Ternyata sebelum aku lahir dan Mama belum menikah dengan almarhum Papa,
Mama sudah melacurkan diri karena ekonomi yang tak jelas ini. Hingga
akhirnya muncullah aku bayi hitam yang sehat dari rahim Mama dilengkapi
dengan penyakit HIV.
Oh iya Papaku? Dia sudah tiada.
Meninggal karena penyakit jantung. Papa terusir dari rumah sakit karena
tidak mampu membayar. Aku sedih mengingat Papa yang masih lengkap dengan
infus dan segala macam, tiba-tiba didatangi perawat dan segera
mencabutinya. Mama segera mengisyaratkan aku mengumpuli barang-barang ke
tas. Yah, aku dan Mama sama-sama berkemas-kemas diikuti airmata
kesedihan. Aku tak berani menoleh Papa yang berusaha bangun dari tempat
tidur menggapai kami. Kami pun pulang dengan becak Papa (sekarang becak
itu dijual). Tak tahan hanya beberapa hari di rumah, dan Papa pun
dipanggil Tuhan.
Setahun Papa meninggalkan kami sendiri.
Mama tak manja tetapi bukan berarti Mama tidak pernah menangisi
kepergian Papa, dia tidak menunjukkan kepada kami betapa pedihnya
kehilangan orang yang disayang. Dia selalu sembunyi-sembunyi menangis.
Segera kudatangi Mama yang tertangkap basah telah menangis. Aku tanya
kenapa bisa sampai menangis. Mama jawab kalau hidup yang kami jalani ini
terlalu hina. Entah kapan akan berubah. Aku berfikir… Hina? Ah, itu
khan cemoohan orang-orang saja. Tidak punya apa-apa? Hei!!! ‘Aku percaya saat aku tak punya apa-apa lagi hanya doa yang aku miliki’.
Iya tuh aku masih punya doa plus Mama dan plus adik Sara. Aku tersenyum
manis melihat awan Papua yang indah. Tiba-tiba Mama memelukku dan
menangis terharu. Terimakasih Mama sudah menangis terharu padaku.
Biasanya seorang Mama yang lain menagis terharu karena anaknya
membanggakan. Aku bagaimana yah? Dalam kekuyuanku apa yang dibanggakan?
Hahaha…
Doaku menjelang malam:
“Ya, Tuhan! Aku bingung. Mengapa Kau tempatkan aku pada keadaan memuakkan ini? Di sini, rakyat yang korban rezim penindasan ini. Di sini, di gubuk tua bersama segenap kemiskinan kami. Di sini, bersama penyakit yang kami bertiga derita. Tuhan! Ini sangat menyakitkan.
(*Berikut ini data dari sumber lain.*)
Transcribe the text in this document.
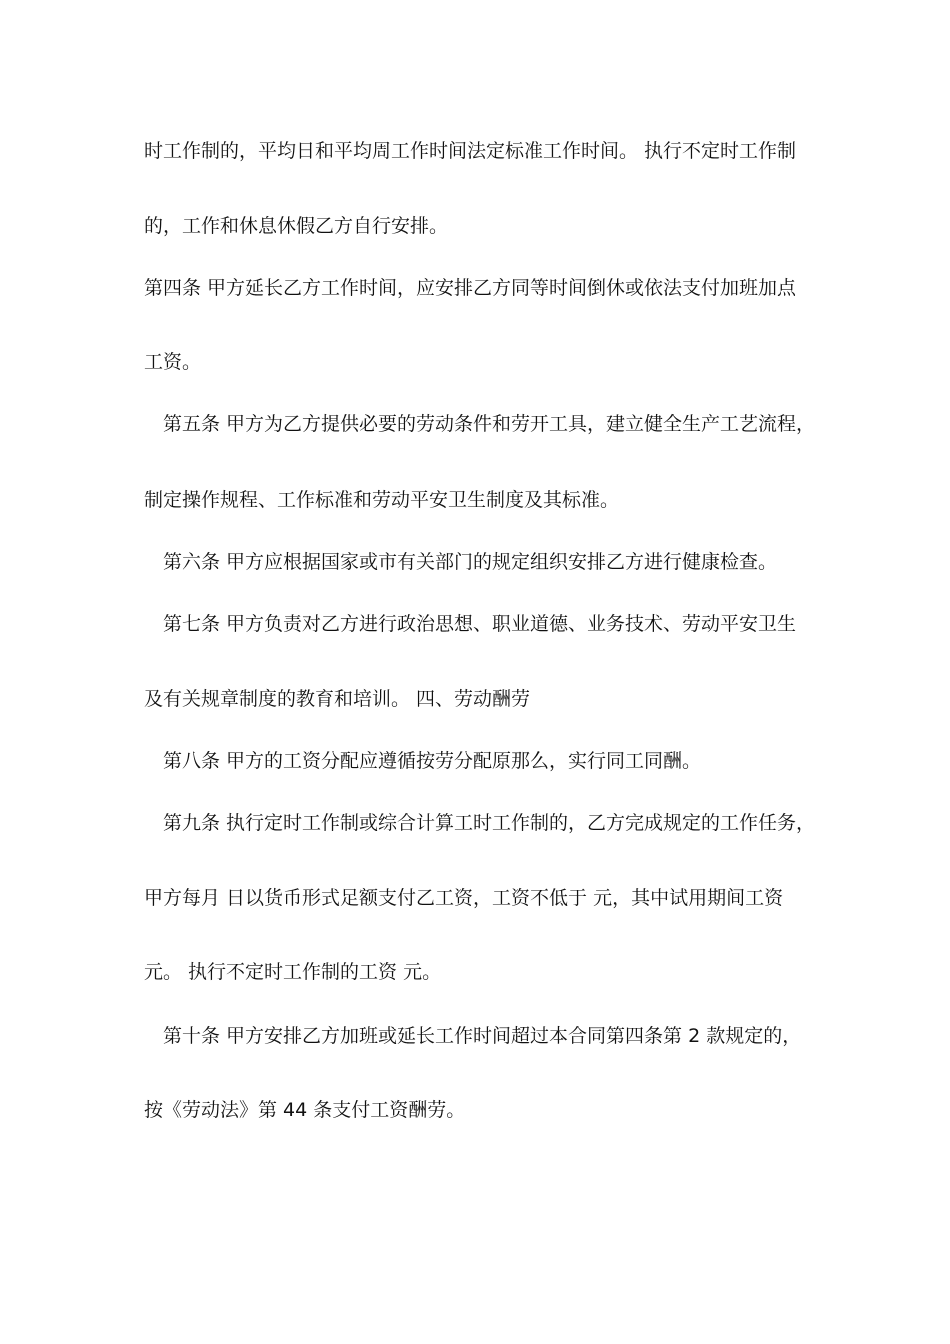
时工作制的，平均日和平均周工作时间法定标准工作时间。 执行不定时工作制
的，工作和休息休假乙方自行安排。
第四条 甲方延长乙方工作时间，应安排乙方同等时间倒休或依法支付加班加点
工资。
第五条 甲方为乙方提供必要的劳动条件和劳开工具，建立健全生产工艺流程，
制定操作规程、工作标准和劳动平安卫生制度及其标准。
第六条 甲方应根据国家或市有关部门的规定组织安排乙方进行健康检查。
第七条 甲方负责对乙方进行政治思想、职业道德、业务技术、劳动平安卫生
及有关规章制度的教育和培训。 四、劳动酬劳
第八条 甲方的工资分配应遵循按劳分配原那么，实行同工同酬。
第九条 执行定时工作制或综合计算工时工作制的，乙方完成规定的工作任务，
甲方每月 日以货币形式足额支付乙工资，工资不低于 元，其中试用期间工资
元。 执行不定时工作制的工资 元。
第十条 甲方安排乙方加班或延长工作时间超过本合同第四条第 2 款规定的，
按《劳动法》第 44 条支付工资酬劳。
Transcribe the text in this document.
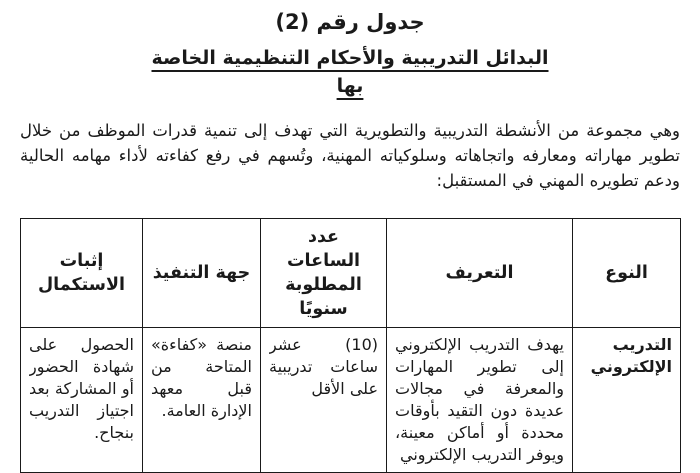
جدول رقم (2)
البدائل التدريبية والأحكام التنظيمية الخاصة بها
وهي مجموعة من الأنشطة التدريبية والتطويرية التي تهدف إلى تنمية قدرات الموظف من خلال تطوير مهاراته ومعارفه واتجاهاته وسلوكياته المهنية، وتُسهم في رفع كفاءته لأداء مهامه الحالية ودعم تطويره المهني في المستقبل:
النوع	التعريف	عدد الساعات المطلوبة سنويًا	جهة التنفيذ	إثبات الاستكمال

التدريب الإلكتروني	يهدف التدريب الإلكتروني إلى تطوير المهارات والمعرفة في مجالات عديدة دون التقيد بأوقات محددة أو أماكن معينة، ويوفر التدريب الإلكتروني	(10) عشر ساعات تدريبية على الأقل	منصة «كفاءة» المتاحة من قبل معهد الإدارة العامة.	الحصول على شهادة الحضور أو المشاركة بعد اجتياز التدريب بنجاح.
Terkadang perutku kosong melompong harus diisi nasi namun selalu saja memutar otak untuk makan apa hari ini. Jika sore hari perut minta makan, bisa jadi bertemu pagi dulu baru bisa makan. Aku lelah sebenarnya, Tuhan. Tetapi ajaibnya, aku masih ada. Masih ada dengan sebuah doa dan 2 wanita yang ku sayang (Mama dan Sara). Tuhan, kuatkan aku……....”
Begitulah doaku ketika malam menjelang.
Aku kembali memandangi Papuaku yang indah tak terkira. Sungguh! Kenapa
daerah kami yang indah ini terabaikan? Berharap konflik tak ada walaupun
aku tak punya TV, tapi aku selalu baca koran di tempat kerjaku mencuci
piring. Oh , Papua! Kenapa ini terjadi.
Istirahat bekerja, aku duduk di belakang
rumah makan sambil membaca koran tentang berita Papua. Ku lihat adikku
sudah tertidur nyenyak dalam gendongan belakangku, aku selalu
menggendong adikku sendiri tidak pernah kulepas, karena ku tahu tak ada
di sekitar ini yang bakal gemas dan mencolek adikku makanya aku gendong
terus. Ya iyalah! Secara adikku ada penyakitnya. Kemudian, aku
membacanya dengan seksama sampai habis semuanya dan… Oh, papuaku!
Malamnya, Aku kembali pulang ke rumah
setelah seharian pergi ke sekolah darurat dan bekerja di rumah makan.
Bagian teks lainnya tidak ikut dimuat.